Catalytic Rcr3 mutants trigger HR and are processed into mature Rcr3 (mRcr3). (A) Proposed mechanism of Avr2 perception by Rcr3 and Cf-2. The prodomain of Rcr3 is removed to create a binding site for Avr2 and to form a complex that is recognized by the receptor-like protein Cf-2 in the plasma membrane (PM), resulting in HR, a form of programmed cell death. (B) Substitutions of two Cys residues in the active site Rcr3. Rcr3 carries a class-specific Cys residue directly preceding the catalytic Cys residue (CC; bold). All three combinations of Cys-to-Ala substitutions were generated. All Rcr3 constructs were driven by a 35S promoter and cloned into the transfer DNA of a binary plasmid. (C) Catalytic Rcr3 mutants can still trigger HR. AF isolated from agroinfiltrated N. benthamiana plants expressing (mutant) Rcr3 or p19 was coinjected with 300 nM purified Avr2 into leaflets of MM-Cf2/rcr3-3 and MM-Cf0/Rcr3 tomato plants, and pictures were taken at 5 d postinjection (dpi). (D) Catalytic Rcr3 mutants are still processed. AF isolated from agroinfiltrated N. benthamiana plants expressing (mutant) Rcr3 was labeled with 2 µM MV201 for 3.5 h.
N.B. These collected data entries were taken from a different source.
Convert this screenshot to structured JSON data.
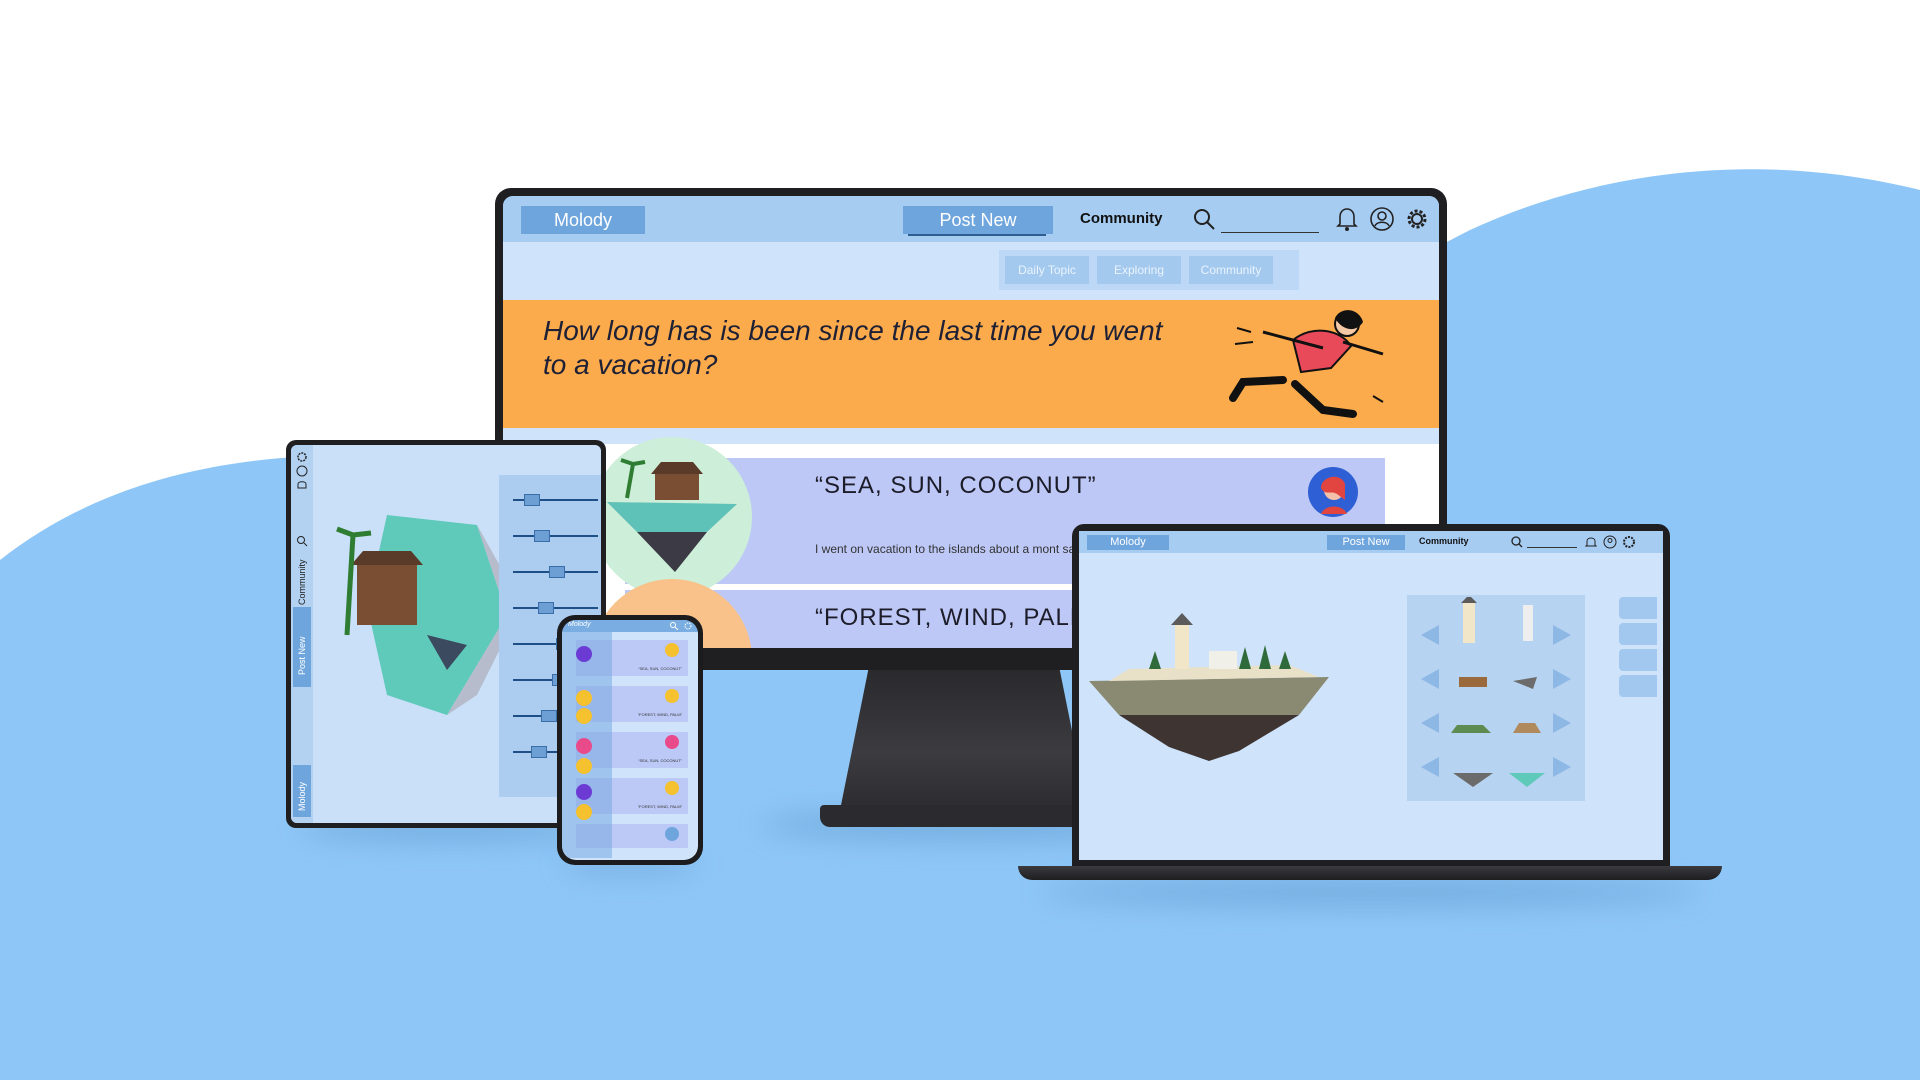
{
  "colors": {
    "background_blue": "#8ec7f7",
    "nav_blue": "#a7ccf2",
    "button_blue": "#6fa5dd",
    "banner_orange": "#fbab4c",
    "card_lavender": "#bdc8f6"
  },
  "desktop": {
    "logo": "Molody",
    "post_new": "Post New",
    "community": "Community",
    "subtabs": [
      "Daily Topic",
      "Exploring",
      "Community"
    ],
    "banner_question": "How long has is been since the last time you went to a vacation?",
    "posts": [
      {
        "title": "“SEA, SUN, COCONUT”",
        "body": "I went on vacation to the islands about a mont sand there was just wonderful."
      },
      {
        "title": "“FOREST, WIND, PALM”"
      }
    ],
    "icons": [
      "search-icon",
      "bell-icon",
      "profile-icon",
      "settings-icon"
    ]
  },
  "tablet": {
    "side_labels": [
      "Community",
      "Post New",
      "Molody"
    ],
    "slider_levels": [
      0.15,
      0.3,
      0.5,
      0.35,
      0.6,
      0.55,
      0.4,
      0.25
    ]
  },
  "phone": {
    "logo": "Molody",
    "captions": [
      "“SEA, SUN, COCONUT”",
      "“FOREST, WIND, PALM”",
      "“SEA, SUN, COCONUT”",
      "“FOREST, WIND, PALM”"
    ]
  },
  "laptop": {
    "logo": "Molody",
    "post_new": "Post New",
    "community": "Community"
  }
}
Proteins were separated by sodium dodecyl sulfate polyacrylamide gel electrophoresis (SDS-PAGE) and analyzed by fluorescence scanning (Top), Western blot with an anti-Rcr3 antibody (Middle), and Sypro Ruby staining (Bottom). Rcr3 mutants lacking the catalytic Cys are inactive but accumulate as mature proteins.